Mais ces outils peuvent, tout aussi bien, instrumenter des plans sociaux, aider l'entreprise à prendre des mesures de chômage technique ou encore à élaborer des plans de recrutement. « Le lien avec la gestion des compétences est encore balbutiant », estime, cependant, Didier Bouju, directeur général d'Horoquartz. En attendant, avec la dématérialisation des processus de travail, le suivi des activités devient de plus en plus aisé du fait de son intégration, en standard, dans les systèmes d'information.

GESTION DES TEMPS

1 A l'initiative de leurs directions financières et opérationnelles, de plus en plus d'entreprises investissent dans des solutions informatiques capables de mesurer le temps de travail effectif des collaborateurs.

2Ce suivi analytique peut servir à déterminer, en partie, le niveau des augmentations individuelles, mais aussi à affiner certains besoins en compétences.

3Très courus dans les activités de service, ces outils intéressent désormais les sites de production. Un marché où les éditeurs de gestion des temps se positionnent.

Un indicateur de productivité individuelle chez Staci

Depuis mai 2003, les opérateurs permanents de Staci et les intérimaires saisissent quotidiennement, sur l'intranet, les temps qu'ils passent à accomplir un éventail de tâches : vérification des stocks, mise en stock, préparation des commandes...

Spécialisée dans la logistique des achats réalisés sur Internet, cette entreprise de 250 salariés a mis en place la solution de suivi d'activité de Cegedim SRH, afin de mesurer la rentabilité commerciale globale, mais aussi pour alimenter des indicateurs de productivité individuelle. Pour Michel Thomas, le directeur général, « l'outil a remis à plat notre politique de rémunération variable. L'approche est bien acceptée, dans la mesure où elle est synonyme d'une plus grande objectivité ».

Auparavant, il incombait, en effet, aux chefs d'équipe, de remplir les temps d'activité sur des applications bureautiques hétérogènes. Aujourd'hui, la productivité individuelle représente, environ, 30 % de la rémunération variable.

Des salariés suivis à la trace

Fini les dossiers papier ! Le service gestion de La Mondiale, société spécialisée dans l'assurance vie, fonctionne sur un mode entièrement dématérialisé. L'occasion, pour elle, de gagner en productivité à effectif constant. Entre 2000 et 2003, alors que la démarche n'était pas encore industrialisée, les gains de productivité, sur les 250 gestionnaires progressivement concernés, ont été de 3 %, avec des pointes à 6 % dans le service "calculs".

Mais ce système de gestion électronique de documents numérisés à la source permet aussi aux managers de savoir, à tout moment, sur quels dossiers travaillent les gestionnaires, quels sont les niveaux d'avancement, les temps de traitement, etc. Autant d'éléments censés outiller l'animation des équipes. A noter que les critères de rémunération variable reposent, en partie, sur ces indicateurs.

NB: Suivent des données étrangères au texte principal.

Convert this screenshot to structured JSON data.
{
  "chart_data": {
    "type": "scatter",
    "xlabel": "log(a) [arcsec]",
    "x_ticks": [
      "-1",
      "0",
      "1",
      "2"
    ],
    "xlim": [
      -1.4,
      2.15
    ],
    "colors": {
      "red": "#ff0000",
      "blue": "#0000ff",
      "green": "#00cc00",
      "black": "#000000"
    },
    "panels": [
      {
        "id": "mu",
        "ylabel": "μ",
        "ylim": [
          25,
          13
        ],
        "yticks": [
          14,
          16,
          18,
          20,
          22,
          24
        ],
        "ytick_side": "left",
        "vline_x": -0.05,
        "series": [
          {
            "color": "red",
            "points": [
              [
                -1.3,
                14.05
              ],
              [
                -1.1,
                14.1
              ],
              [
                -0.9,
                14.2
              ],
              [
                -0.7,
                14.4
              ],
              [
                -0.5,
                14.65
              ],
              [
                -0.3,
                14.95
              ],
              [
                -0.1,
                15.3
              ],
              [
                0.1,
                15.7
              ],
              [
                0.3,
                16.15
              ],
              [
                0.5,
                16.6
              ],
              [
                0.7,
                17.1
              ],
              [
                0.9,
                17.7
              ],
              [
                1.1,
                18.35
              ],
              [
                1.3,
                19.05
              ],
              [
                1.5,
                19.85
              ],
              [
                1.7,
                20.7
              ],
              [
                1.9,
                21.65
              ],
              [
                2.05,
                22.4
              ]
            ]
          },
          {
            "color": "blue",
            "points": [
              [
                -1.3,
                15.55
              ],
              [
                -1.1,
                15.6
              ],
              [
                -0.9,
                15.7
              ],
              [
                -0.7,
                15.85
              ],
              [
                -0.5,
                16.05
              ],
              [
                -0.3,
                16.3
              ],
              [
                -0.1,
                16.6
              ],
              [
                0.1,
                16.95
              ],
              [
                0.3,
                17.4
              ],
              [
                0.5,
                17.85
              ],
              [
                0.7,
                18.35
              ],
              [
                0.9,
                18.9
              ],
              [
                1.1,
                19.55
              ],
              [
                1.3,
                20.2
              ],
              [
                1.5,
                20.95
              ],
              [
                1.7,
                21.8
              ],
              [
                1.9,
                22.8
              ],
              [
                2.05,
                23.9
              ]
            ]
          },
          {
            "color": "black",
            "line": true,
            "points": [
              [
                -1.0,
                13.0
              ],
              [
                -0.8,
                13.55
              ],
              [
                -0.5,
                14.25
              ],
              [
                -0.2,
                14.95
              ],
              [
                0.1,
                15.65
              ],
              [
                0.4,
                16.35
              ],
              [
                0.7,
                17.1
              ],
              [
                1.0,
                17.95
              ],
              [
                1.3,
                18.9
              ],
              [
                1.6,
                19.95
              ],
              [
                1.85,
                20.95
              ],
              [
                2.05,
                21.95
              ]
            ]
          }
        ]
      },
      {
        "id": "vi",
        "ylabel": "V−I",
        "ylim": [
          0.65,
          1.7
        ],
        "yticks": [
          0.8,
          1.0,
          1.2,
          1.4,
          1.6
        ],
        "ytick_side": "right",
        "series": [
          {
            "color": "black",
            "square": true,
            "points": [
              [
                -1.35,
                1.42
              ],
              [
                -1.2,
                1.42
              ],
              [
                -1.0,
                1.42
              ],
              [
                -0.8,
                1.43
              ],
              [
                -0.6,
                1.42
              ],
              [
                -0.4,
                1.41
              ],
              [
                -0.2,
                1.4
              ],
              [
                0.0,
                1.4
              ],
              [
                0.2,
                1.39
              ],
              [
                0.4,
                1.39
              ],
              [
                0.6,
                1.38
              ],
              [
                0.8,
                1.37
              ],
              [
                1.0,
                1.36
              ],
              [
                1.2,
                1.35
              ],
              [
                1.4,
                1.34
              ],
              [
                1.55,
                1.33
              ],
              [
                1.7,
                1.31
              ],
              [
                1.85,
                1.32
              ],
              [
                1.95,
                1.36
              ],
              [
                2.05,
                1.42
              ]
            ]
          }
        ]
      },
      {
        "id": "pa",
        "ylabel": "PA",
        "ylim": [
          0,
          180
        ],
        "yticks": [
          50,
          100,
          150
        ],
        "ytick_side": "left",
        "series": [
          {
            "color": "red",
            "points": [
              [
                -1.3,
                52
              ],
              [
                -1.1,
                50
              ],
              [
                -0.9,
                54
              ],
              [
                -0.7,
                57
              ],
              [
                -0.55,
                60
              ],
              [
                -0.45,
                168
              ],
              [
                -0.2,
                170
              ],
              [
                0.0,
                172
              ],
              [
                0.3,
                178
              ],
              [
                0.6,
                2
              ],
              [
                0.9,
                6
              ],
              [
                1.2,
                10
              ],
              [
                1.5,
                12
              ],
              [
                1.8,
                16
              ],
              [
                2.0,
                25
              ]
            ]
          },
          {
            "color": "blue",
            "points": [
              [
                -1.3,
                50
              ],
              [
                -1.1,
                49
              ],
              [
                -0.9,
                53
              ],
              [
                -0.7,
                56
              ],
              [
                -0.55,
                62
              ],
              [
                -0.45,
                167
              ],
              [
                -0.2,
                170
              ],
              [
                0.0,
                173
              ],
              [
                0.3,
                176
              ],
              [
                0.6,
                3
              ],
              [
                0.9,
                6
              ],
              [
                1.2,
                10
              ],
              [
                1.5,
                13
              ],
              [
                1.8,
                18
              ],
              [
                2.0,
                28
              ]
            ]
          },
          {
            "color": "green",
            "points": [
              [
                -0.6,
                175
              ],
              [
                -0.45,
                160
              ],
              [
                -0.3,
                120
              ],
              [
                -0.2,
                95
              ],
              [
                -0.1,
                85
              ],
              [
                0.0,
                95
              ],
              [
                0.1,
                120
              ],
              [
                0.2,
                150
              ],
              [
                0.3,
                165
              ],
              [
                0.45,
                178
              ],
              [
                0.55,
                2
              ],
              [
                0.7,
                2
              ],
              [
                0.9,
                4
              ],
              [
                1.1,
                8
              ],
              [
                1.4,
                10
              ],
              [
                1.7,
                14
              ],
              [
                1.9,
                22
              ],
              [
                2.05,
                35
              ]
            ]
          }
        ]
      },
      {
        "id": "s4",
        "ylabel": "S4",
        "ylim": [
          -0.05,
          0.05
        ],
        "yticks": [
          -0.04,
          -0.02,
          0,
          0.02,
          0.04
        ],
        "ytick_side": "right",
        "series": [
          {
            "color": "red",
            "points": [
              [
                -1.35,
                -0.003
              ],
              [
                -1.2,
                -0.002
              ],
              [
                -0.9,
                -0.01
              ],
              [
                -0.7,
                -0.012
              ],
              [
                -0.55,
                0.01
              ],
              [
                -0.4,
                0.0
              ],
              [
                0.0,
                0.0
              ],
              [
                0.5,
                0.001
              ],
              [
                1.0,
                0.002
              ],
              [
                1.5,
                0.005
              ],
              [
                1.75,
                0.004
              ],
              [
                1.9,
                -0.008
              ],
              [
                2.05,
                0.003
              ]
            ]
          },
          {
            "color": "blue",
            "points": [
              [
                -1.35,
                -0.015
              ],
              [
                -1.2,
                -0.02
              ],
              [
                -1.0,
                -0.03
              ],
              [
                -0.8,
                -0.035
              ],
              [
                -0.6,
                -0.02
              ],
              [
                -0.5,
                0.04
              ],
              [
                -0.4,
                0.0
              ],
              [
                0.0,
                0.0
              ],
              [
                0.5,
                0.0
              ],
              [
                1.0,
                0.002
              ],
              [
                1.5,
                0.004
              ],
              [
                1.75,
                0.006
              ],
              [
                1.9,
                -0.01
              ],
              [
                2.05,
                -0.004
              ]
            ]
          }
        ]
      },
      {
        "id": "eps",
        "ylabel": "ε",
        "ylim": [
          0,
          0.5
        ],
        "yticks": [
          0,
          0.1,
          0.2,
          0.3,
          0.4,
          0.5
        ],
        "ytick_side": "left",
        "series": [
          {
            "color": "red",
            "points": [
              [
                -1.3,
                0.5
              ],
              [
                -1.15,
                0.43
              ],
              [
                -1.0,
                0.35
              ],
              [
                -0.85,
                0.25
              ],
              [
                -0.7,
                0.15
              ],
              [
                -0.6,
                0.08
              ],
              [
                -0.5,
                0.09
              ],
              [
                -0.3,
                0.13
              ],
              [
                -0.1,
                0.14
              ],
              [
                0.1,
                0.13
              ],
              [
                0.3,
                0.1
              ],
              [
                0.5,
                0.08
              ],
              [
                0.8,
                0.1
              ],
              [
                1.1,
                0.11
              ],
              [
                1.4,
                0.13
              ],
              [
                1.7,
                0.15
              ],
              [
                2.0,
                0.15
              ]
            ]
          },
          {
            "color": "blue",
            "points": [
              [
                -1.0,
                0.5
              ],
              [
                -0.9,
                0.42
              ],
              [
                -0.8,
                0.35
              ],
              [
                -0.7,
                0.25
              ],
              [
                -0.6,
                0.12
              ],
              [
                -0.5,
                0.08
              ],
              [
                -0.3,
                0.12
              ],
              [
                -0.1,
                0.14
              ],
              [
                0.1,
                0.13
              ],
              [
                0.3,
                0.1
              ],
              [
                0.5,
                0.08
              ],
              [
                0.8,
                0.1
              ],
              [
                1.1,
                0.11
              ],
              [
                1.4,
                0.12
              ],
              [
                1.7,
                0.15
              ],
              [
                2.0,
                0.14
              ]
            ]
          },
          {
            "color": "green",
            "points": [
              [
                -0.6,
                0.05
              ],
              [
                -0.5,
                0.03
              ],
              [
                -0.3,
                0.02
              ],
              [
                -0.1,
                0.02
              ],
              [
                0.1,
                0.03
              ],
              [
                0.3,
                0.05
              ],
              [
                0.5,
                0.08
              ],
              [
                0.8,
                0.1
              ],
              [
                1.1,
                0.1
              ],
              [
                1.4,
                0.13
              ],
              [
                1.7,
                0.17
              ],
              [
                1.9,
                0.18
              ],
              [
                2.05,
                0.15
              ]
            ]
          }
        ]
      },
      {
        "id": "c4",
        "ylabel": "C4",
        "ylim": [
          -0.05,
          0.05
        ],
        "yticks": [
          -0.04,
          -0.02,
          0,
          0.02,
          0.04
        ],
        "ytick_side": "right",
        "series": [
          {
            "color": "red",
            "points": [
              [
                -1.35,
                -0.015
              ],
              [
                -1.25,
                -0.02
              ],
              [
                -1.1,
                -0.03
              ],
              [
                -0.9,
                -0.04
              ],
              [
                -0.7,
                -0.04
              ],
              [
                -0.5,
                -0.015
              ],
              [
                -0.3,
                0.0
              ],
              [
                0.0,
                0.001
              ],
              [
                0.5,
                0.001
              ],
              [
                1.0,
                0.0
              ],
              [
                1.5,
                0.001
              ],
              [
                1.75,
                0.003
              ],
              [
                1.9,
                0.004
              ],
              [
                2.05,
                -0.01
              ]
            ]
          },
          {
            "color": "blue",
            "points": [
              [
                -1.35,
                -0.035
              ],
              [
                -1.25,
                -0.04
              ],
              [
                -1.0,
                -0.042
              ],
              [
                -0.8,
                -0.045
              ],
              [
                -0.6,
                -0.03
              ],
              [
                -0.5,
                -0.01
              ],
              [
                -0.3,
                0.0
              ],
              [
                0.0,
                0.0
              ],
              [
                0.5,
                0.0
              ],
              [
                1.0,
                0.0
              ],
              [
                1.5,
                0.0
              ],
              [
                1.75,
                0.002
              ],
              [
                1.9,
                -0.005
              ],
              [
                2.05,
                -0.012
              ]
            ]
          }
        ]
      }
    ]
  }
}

Entre les activités de finance et de gestion, des centaines de milliers de salariés seraient concernés par ce type de suivi d'activité.

Poussant plus loin la démarche, des éditeurs de progiciels avancent l'idée de corréler la façon dont les collaborateurs utilisent les fonctionnalités de leurs outils avec leurs performances individuelles. Autre exemple très en vogue : celui des conducteurs routiers "pistés" par des systèmes de géolocalisation par satellite.